Role model
October 23, 2010Unemployment figures in Germany are down to 1992 levels, and German exports are on the rise as if the global economic crisis had never happened. In comparison, the economy in the United States is doing a lot worse: unemployment stands high at 9.6 percent, and growth rates are far from the positive figures that are coming out of Germany.
And yet, there's no secret recipe behind the success of the German economy, says Thomas Zielke, deputy delegate of the German economy in Washington – it all comes down to exports, he told Deutsche Welle.
"It's that great flexibility of companies, and the will to expand. People are simply used to focusing on exports," Zielke said.
That's not necessarily the case in the US, he says, where companies are used to relying much more on their own domestic market.

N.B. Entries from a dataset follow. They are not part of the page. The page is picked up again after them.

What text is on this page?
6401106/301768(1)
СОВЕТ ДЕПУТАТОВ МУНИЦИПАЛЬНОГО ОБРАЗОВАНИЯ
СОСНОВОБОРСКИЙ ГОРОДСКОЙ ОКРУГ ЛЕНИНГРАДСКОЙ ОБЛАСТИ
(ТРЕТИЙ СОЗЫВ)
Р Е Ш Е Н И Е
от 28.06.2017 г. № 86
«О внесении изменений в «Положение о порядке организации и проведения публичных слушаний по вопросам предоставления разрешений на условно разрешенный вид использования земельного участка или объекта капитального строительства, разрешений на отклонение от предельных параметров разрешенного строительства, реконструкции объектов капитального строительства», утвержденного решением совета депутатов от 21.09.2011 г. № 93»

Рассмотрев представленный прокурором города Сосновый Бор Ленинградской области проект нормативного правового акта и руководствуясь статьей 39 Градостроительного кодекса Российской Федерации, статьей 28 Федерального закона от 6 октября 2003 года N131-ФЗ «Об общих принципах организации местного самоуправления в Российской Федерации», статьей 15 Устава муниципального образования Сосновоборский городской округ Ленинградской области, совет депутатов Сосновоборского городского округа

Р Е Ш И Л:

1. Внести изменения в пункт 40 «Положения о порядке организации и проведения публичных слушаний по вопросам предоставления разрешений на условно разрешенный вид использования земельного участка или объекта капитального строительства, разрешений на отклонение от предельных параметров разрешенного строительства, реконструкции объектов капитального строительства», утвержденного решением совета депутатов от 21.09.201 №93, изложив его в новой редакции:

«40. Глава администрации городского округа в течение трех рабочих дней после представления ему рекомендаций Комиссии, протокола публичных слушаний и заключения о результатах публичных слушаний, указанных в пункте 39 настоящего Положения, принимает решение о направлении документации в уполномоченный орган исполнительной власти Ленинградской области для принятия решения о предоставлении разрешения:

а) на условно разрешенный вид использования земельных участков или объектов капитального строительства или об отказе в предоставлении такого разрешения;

In the United States, exports only make up 13 percent of gross domestic product (GDP), but the figure in Germany is more than three times higher. And while most of Germany's exports are going to other EU countries, the biggest growth rates are in exports to the rest of the world.
Investing in exports
If the domestic market crumbles in a time of recession, companies have little choice other than to invest in exports, Robert Shapiro, economic advisor to the US government, told Deutsche Welle.
"That has always been Germany's strength," he said. "The country has been very well prepared for that."
There are other factors behind Germany's success in handling the crisis that Shapiro and his colleagues have taken a closer look at. One example is government action, such as subsidizing shortened working hours.
By covering part of the salaries of workers who are put on reduced hours, Berlin has managed to avoid a situation where too many people had to be laid off during the recession.
Jacob Kirkegaard of the Peterson Institute for International Economics told Deutsche Welle that he felt a lot of respect for Germany's quick resurgence.
"Germany has proven that it's possible to handle a dramatic slump in sales and exports without mass firings," he says. "You just have much more flexibility than on the US market. Here the gut reaction is always: when the sales go down, people have to be fired. And when the demand is back, there's a lack of workers."
Too much government involvement?
But Shapiro cautions against simply adapting that system to the US economy. Cultural differences are part of the problem – Americans are traditionally opposed to their government getting involved in running businesses.
He also warned that despite the currently positive outlook there are still many risks for Germany.
European monetary policy is too fragile, he says, as it has to balance between the interests of all the EU member states.
The danger of countries running bankrupt is still there. Greece for instance has not seen its situation improve as much as the rest of Europe had hoped it would. And other member states like Ireland or Spain are still struggling to avoid a crisis.
A moral price to pay
Shapiro and Kirkegaard agree that Germany's exports to China are also not without a downside. There's a moral price to pay.
"Germany is rather careful in criticizing China because of course Berlin does not want to put its exports at risk. The US however are much more outspoken. But that of course has an impact on US exports to China."
And still, the US already seem to be readjusting their economic policy to follow more in the direction that Germany is taking. The Obama government has recognized the importance of exports – the goal is to increase exports by five percent.
"The current administration has export at the top of its agenda," Thomas Zielke says. "Obama has repeatedly said that he sees the future as being in manufacturing. And he has put that directly in opposition to Wall Street and the financial crisis."